The Enigma Of Kaspar Hauser (Jeder Fur Sich Und Gott Gegen Alle)

Werner Herzog, Germany 1975, 110 minutes

The film won Herzog the Grand Jury Prize at Cannes and features Bruno S as Kaspar Hauser. Set in 19th century Germany, Hauser arrives in the centre of a sleepy town square neither able to talk nor having had virtually any contact with other humans (bar his provider the mysterious man in black). When Hauser learns to talk, it is revealed that he has been living in a cellar for years. - unable to either walk or speak and provided for by the man in black who eventually abandons him, leading to his arrival in the town square.

Some of the town's people show compassion to Hauser, teaching him the mannerisms of civilisation (in an often comic way), while others spy on his every move - not trusting his story and using their powers of logic and rationality to try and uncover Hauser's past by studying his every move. Hauser duly shows up the limitations of, and satirises, such rationality. Kaspar departs from the town as mysteriously as he arrived.

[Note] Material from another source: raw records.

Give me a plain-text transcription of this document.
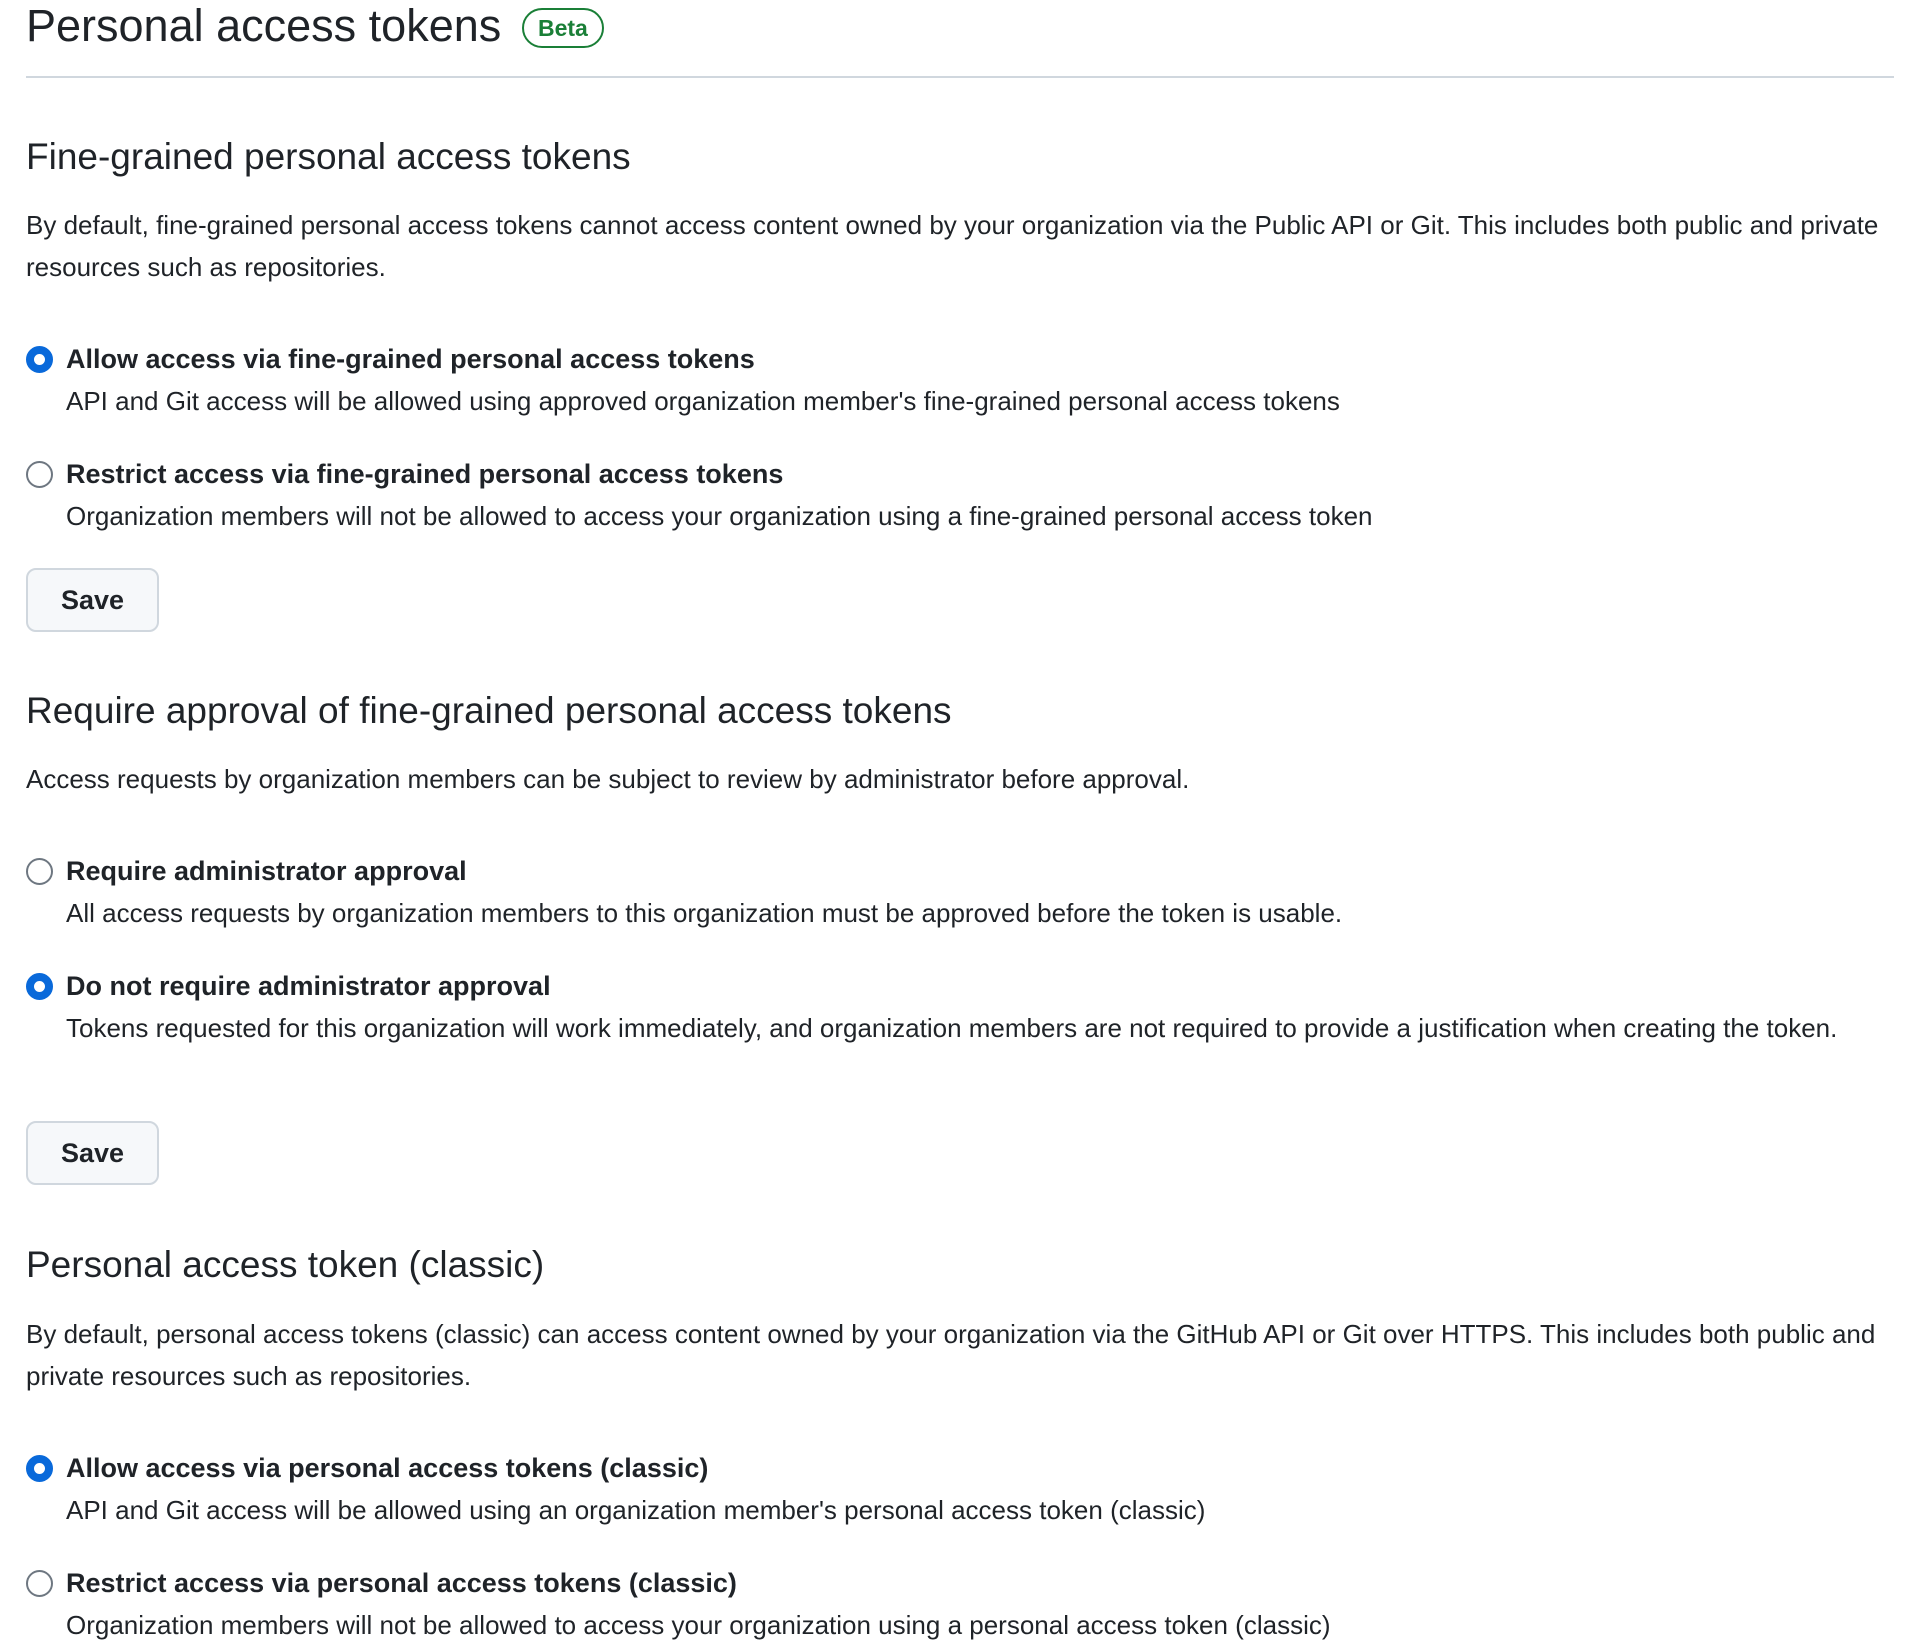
Personal access tokens	Beta
Fine-grained personal access tokens
By default, fine-grained personal access tokens cannot access content owned by your organization via the Public API or Git. This includes both public and private resources such as repositories.
Allow access via fine-grained personal access tokens
API and Git access will be allowed using approved organization member's fine-grained personal access tokens
Restrict access via fine-grained personal access tokens
Organization members will not be allowed to access your organization using a fine-grained personal access token
Save
Require approval of fine-grained personal access tokens
Access requests by organization members can be subject to review by administrator before approval.
Require administrator approval
All access requests by organization members to this organization must be approved before the token is usable.
Do not require administrator approval
Tokens requested for this organization will work immediately, and organization members are not required to provide a justification when creating the token.
Save
Personal access token (classic)
By default, personal access tokens (classic) can access content owned by your organization via the GitHub API or Git over HTTPS. This includes both public and private resources such as repositories.
Allow access via personal access tokens (classic)
API and Git access will be allowed using an organization member's personal access token (classic)
Restrict access via personal access tokens (classic)
Organization members will not be allowed to access your organization using a personal access token (classic)
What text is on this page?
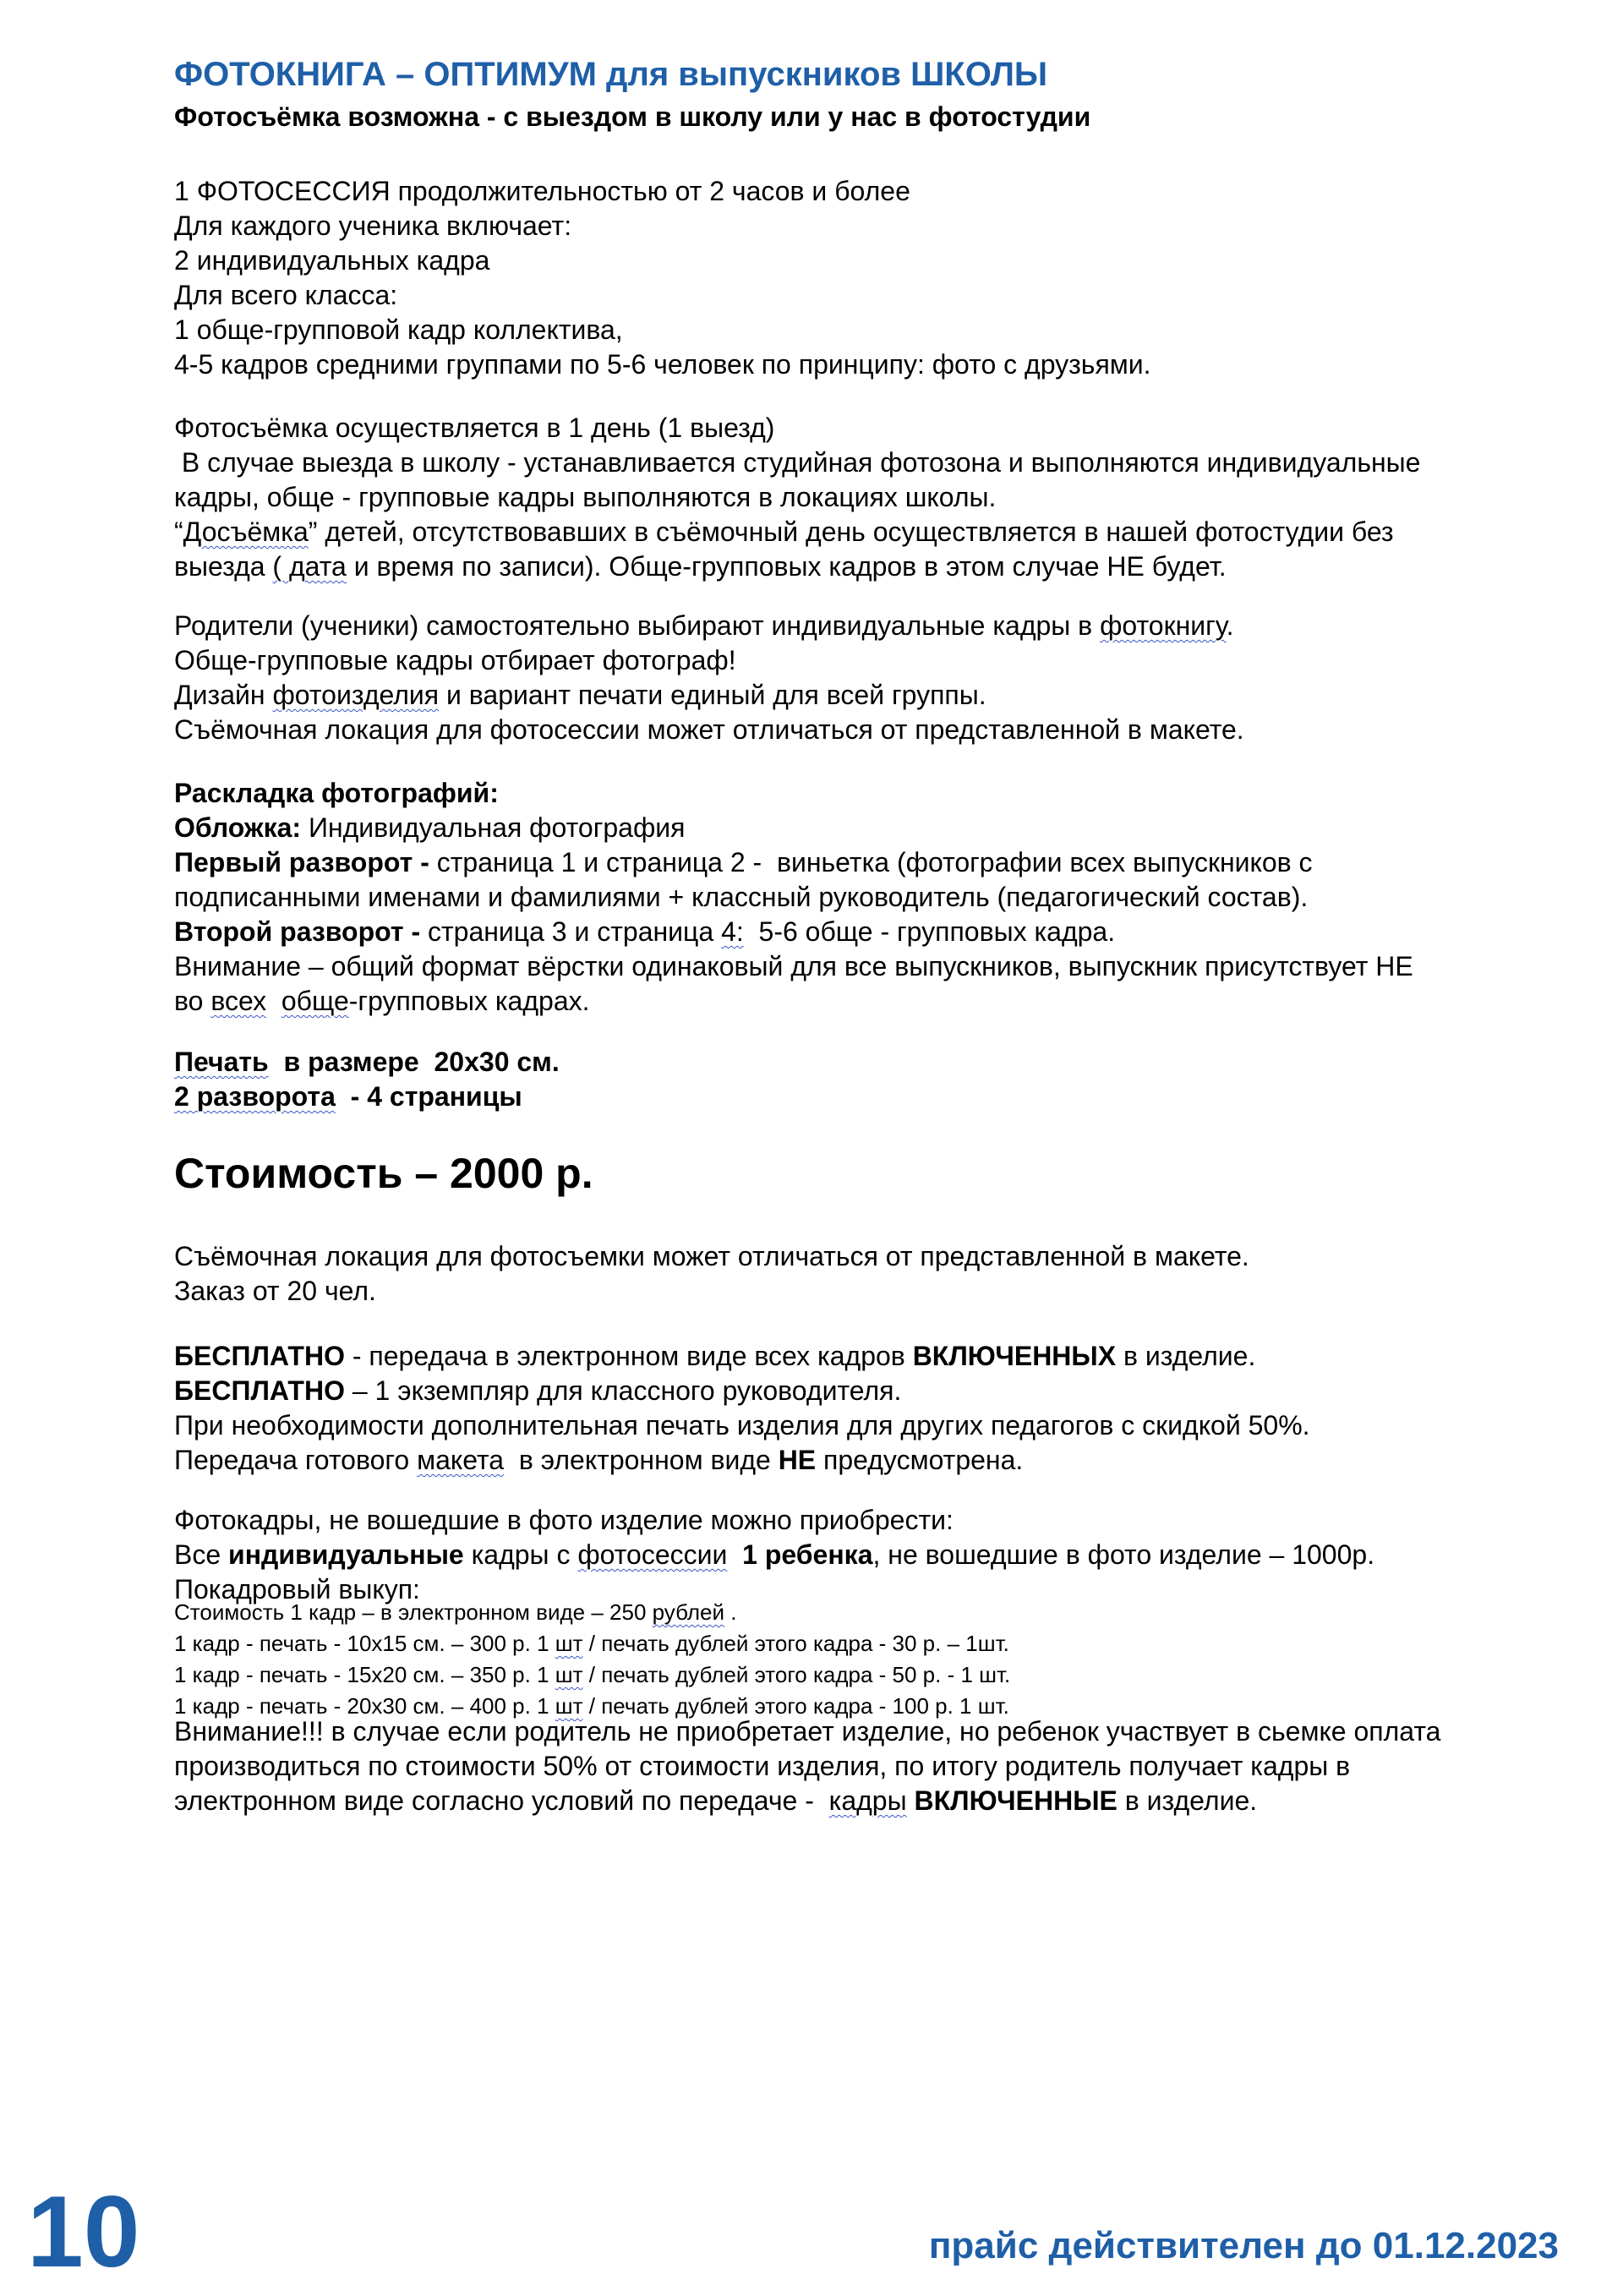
ФОТОКНИГА – ОПТИМУМ для выпускников ШКОЛЫ
Фотосъёмка возможна - с выездом в школу или у нас в фотостудии
1 ФОТОСЕССИЯ продолжительностью от 2 часов и более
Для каждого ученика включает:
2 индивидуальных кадра
Для всего класса:
1 обще-групповой кадр коллектива,
4-5 кадров средними группами по 5-6 человек по принципу: фото с друзьями.
Фотосъёмка осуществляется в 1 день (1 выезд)
В случае выезда в школу - устанавливается студийная фотозона и выполняются индивидуальные
кадры, обще - групповые кадры выполняются в локациях школы.
“Досъёмка” детей, отсутствовавших в съёмочный день осуществляется в нашей фотостудии без
выезда ( дата и время по записи). Обще-групповых кадров в этом случае НЕ будет.
Родители (ученики) самостоятельно выбирают индивидуальные кадры в фотокнигу.
Обще-групповые кадры отбирает фотограф!
Дизайн фотоизделия и вариант печати единый для всей группы.
Съёмочная локация для фотосессии может отличаться от представленной в макете.
Раскладка фотографий:
Обложка: Индивидуальная фотография
Первый разворот - страница 1 и страница 2 -  виньетка (фотографии всех выпускников с
подписанными именами и фамилиями + классный руководитель (педагогический состав).
Второй разворот - страница 3 и страница 4:  5-6 обще - групповых кадра.
Внимание – общий формат вёрстки одинаковый для все выпускников, выпускник присутствует НЕ
во всех обще-групповых кадрах.
Печать  в размере  20х30 см.
2 разворота  - 4 страницы
Стоимость – 2000 р.
Съёмочная локация для фотосъемки может отличаться от представленной в макете.
Заказ от 20 чел.
БЕСПЛАТНО - передача в электронном виде всех кадров ВКЛЮЧЕННЫХ в изделие.
БЕСПЛАТНО – 1 экземпляр для классного руководителя.
При необходимости дополнительная печать изделия для других педагогов с скидкой 50%.
Передача готового макета  в электронном виде НЕ предусмотрена.
Фотокадры, не вошедшие в фото изделие можно приобрести:
Все индивидуальные кадры с фотосессии 1 ребенка, не вошедшие в фото изделие – 1000р.
Покадровый выкуп:
Стоимость 1 кадр – в электронном виде – 250 рублей .
1 кадр - печать - 10х15 см. – 300 р. 1 шт / печать дублей этого кадра - 30 р. – 1шт.
1 кадр - печать - 15х20 см. – 350 р. 1 шт / печать дублей этого кадра - 50 р. - 1 шт.
1 кадр - печать - 20х30 см. – 400 р. 1 шт / печать дублей этого кадра - 100 р. 1 шт.
Внимание!!! в случае если родитель не приобретает изделие, но ребенок участвует в сьемке оплата
производиться по стоимости 50% от стоимости изделия, по итогу родитель получает кадры в
электронном виде согласно условий по передаче -  кадры ВКЛЮЧЕННЫЕ в изделие.
10	прайс действителен до 01.12.2023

Bruno S is the perfect actor for the role and is actually a non-professional actor and street performer who spent most of his childhood in mental institutions. Another actor performing a similar role (Peter Sellers in his penultimate role as Chancey the Gardener in Jerzi Kosinski's Being There) said of the role, it was perhaps the hardest he had carried out in his career as one cannot use words or actions to give the viewer a picture of what is going on in the subject's head. It must all be in the face. The film although whimsical has some insightful moments. It is both dreamily hypnotic and awe inspiring in it's beautiful and highly crafted look at landscape and human aspiration. The Enigma of Kaspar Hauser is equally a work of masterful under statement by the main actor, making it thoroughly deserving of it's Cannes award.